Por estos días hay que tener omnipresencia para estar enterado de cada nuevo desarrollo del caso de Uribe. Literalmente de manera simultánea, en radio, prensa y televisión se hicieron esta semana públicas nuevas filtraciones de grabaciones, cartas, videos y entrevistas exclusivas con testigos involucrados en el caso de Uribe. Cada vez se suman nuevos personajes a una trama judicial que, si bien debía ser reservada, llevaba meses publicándose en las columna de Semana de Daniel Coronell.

Pero hasta entonces las entregas semanales permitían un espacio de reflexión y relectura para ponerse al tanto de quién era quién. Ahora, en un aluvión de información de menos de una semana —¿quién entendió siquiera la mitad del comunicado de 18 puntos que publicó el expresidente Uribe días antes de su rueda de prensa de media hora, y sus alrededor de 100 trinos desde que fue llamado a indagatoria?— han aparecido todos los días nuevos personajes, desarrollos, chismes y versiones.

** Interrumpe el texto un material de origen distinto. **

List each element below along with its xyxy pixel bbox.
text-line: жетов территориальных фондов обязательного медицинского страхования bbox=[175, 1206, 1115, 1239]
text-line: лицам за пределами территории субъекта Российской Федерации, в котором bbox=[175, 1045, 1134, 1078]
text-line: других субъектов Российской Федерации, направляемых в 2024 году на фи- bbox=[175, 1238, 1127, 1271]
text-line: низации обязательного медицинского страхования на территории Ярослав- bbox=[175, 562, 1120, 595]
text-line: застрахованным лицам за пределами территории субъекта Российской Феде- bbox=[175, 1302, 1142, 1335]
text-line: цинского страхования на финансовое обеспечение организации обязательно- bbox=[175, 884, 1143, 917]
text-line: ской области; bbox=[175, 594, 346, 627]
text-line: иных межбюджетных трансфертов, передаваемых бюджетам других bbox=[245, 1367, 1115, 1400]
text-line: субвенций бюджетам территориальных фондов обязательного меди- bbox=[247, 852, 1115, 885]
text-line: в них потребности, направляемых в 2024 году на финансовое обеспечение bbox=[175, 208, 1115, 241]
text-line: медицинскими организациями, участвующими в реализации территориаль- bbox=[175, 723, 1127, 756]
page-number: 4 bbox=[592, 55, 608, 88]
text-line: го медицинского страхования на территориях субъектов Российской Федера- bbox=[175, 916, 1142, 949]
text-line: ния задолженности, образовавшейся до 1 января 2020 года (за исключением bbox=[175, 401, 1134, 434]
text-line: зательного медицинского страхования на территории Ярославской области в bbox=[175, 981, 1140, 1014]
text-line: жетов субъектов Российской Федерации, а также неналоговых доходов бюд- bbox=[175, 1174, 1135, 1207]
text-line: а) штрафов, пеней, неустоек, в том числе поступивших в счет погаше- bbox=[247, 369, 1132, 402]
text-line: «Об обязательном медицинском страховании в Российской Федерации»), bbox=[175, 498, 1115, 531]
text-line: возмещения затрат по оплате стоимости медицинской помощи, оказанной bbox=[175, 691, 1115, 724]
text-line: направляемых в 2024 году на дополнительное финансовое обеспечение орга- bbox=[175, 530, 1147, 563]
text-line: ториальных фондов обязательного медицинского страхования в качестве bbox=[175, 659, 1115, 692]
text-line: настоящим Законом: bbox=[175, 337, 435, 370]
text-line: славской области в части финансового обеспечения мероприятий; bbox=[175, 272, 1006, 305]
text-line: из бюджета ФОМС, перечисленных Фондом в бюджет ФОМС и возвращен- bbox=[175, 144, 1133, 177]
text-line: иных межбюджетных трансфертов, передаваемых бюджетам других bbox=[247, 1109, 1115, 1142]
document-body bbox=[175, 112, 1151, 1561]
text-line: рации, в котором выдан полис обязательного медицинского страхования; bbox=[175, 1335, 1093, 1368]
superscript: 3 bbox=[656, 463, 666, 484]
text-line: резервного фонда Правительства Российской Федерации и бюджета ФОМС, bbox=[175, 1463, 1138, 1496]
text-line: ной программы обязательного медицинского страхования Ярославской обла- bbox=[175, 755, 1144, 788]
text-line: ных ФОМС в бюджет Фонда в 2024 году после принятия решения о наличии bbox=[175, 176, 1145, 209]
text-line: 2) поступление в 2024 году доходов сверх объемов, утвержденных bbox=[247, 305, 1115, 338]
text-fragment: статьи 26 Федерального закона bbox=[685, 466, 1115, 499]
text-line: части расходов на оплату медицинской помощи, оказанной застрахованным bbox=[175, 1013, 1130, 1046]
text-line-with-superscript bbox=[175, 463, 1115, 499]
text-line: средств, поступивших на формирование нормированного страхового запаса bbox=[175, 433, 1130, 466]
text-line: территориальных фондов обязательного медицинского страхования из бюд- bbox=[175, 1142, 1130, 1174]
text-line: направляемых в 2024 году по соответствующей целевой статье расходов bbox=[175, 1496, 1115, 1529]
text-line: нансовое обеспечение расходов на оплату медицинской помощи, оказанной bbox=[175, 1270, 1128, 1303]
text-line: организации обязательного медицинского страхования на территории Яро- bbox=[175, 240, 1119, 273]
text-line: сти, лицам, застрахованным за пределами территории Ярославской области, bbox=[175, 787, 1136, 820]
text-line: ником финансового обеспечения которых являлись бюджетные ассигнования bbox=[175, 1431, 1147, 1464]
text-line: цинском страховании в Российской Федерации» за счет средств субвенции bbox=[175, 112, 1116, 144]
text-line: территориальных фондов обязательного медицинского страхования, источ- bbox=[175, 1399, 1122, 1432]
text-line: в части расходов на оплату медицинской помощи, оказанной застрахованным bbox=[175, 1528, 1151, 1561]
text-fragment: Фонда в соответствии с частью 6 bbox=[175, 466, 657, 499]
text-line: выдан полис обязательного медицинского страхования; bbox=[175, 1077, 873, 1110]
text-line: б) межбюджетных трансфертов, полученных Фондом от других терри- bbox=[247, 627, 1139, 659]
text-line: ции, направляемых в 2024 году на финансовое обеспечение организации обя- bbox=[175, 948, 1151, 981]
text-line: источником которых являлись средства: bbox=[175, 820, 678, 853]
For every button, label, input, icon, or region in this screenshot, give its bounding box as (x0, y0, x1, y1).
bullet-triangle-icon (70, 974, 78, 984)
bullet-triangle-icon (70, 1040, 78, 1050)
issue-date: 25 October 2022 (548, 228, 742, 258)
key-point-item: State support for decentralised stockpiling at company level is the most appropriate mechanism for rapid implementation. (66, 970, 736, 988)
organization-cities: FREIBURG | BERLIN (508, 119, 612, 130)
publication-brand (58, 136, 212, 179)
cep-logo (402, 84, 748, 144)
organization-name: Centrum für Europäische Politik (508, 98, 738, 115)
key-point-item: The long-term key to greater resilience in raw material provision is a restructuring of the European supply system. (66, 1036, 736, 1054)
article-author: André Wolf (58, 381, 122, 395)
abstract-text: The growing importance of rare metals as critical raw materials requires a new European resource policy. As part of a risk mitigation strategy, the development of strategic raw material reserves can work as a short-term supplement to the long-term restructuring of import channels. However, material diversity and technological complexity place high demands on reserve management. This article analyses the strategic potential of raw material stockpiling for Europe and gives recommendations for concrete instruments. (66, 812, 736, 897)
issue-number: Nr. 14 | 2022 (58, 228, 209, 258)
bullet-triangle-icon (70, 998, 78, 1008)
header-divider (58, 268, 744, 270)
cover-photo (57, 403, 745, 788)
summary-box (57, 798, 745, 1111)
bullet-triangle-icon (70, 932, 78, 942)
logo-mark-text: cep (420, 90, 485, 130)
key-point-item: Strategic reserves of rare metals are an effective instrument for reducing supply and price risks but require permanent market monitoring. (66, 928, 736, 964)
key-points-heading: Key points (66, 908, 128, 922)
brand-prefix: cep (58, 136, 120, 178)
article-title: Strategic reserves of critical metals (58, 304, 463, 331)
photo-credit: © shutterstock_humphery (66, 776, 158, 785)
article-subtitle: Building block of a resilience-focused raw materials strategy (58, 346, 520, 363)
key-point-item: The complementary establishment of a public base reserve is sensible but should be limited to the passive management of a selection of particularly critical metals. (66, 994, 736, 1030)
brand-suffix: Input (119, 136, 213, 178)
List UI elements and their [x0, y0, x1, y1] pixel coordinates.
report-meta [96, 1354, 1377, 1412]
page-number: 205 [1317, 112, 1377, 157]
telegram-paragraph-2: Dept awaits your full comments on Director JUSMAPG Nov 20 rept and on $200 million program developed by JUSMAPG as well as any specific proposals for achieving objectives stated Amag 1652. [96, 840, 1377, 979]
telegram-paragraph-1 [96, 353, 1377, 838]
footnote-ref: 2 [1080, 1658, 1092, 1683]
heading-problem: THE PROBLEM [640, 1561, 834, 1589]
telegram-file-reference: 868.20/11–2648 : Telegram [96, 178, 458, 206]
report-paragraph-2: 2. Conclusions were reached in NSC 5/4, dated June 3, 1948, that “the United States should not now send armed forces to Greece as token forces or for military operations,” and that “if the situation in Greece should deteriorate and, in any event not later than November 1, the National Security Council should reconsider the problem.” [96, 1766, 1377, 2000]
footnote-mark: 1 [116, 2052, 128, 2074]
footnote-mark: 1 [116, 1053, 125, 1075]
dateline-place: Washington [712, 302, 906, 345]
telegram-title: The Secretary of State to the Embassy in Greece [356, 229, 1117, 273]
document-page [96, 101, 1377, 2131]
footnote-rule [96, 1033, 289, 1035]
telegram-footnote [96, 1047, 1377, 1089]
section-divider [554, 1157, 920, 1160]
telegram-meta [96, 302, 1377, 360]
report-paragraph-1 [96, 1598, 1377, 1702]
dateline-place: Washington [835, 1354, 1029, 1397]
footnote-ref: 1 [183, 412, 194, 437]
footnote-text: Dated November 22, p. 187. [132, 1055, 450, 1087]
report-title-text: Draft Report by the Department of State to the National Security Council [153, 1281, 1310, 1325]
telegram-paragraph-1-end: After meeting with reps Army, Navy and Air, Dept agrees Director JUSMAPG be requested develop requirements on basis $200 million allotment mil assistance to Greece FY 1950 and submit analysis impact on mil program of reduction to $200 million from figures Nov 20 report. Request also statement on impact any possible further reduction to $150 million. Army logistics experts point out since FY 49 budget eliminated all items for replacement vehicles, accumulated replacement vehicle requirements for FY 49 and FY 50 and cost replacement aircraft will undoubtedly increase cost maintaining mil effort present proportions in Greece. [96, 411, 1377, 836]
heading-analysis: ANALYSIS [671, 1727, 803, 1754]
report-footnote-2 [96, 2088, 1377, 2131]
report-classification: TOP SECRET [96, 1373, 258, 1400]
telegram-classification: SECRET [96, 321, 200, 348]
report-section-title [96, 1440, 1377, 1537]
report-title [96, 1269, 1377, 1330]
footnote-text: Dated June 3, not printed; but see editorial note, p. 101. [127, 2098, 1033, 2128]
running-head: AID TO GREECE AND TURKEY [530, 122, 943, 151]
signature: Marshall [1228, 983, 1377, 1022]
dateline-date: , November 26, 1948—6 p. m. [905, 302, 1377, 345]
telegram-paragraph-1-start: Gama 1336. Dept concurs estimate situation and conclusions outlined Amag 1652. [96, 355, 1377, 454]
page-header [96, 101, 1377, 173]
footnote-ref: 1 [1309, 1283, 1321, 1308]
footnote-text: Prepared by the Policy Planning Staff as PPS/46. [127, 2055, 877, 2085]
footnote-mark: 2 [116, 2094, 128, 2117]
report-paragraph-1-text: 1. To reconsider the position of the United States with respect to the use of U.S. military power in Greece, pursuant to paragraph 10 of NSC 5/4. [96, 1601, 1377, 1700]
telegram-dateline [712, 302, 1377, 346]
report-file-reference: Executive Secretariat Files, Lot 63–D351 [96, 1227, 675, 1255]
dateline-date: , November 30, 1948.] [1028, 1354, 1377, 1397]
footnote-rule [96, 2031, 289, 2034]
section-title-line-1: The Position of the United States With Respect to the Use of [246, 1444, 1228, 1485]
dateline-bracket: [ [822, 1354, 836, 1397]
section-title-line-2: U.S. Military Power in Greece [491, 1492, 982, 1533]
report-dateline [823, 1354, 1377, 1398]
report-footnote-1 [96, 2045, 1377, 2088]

Tenemos, por ejemplo, la aparición de María Mercedes Williamson, cuñada de Eduardo Pardo Hasche y suegra de Jaime Lombana, el abogado de Uribe. Pardo Hasche está en la cárcel condenado por el secuestro del papá de la esposa de Andrés Pastrana, y ahí conoció, por ser compañero de celda, a Juan Guillermo Monsalve, el hijo del antiguo mayordomo de la hacienda Las Guacharacas de Santiago y Álvaro Uribe. Williamson explica que Lombana estuvo en la misma sala con Monsalve porque ella le pidió a Lombana, como un favor de suegra, que fuera a visitar a Pardo Hasche para ver si lo podrían ayudar con un problema de salud. Esta es sólo una de las piezas para argumentar que hubo un complot para hacer parecer que Lombana buscó presionar a Monsalve, cosa que desmiente la cuñada de Pardo y la suegra de Lombana, el apoderado de Uribe. Fácil.

El expediente contra Álvaro Uribe es uno de los más delicados de la justicia posiblemente desde el del Proceso 8.000. Que la Corte lo haya filtrado con tanta prolijidad, primero a un periodista que tiene conocidas opiniones en contra de Uribe y ahora a diestra y siniestra, es la razón principal que reivindica la decisión de Uribe de “defenderse frente a la opinión pública”.

Y este es el terreno del expresidente. Su caso terminó ya, incluso antes de haber sido juzgado por el Estado de derecho, en la jurisdicción donde no hay verdad, donde no hay hechos: en el Estado de opinión. Y ahí puede que no pierda del todo Uribe, incluso si termina preso. Sin embargo, sí pierde el Estado de derecho, pierde la justicia, pierde el periodismo, pierde la reconciliación propuesta por Iván Duque y, en general, pierde el país.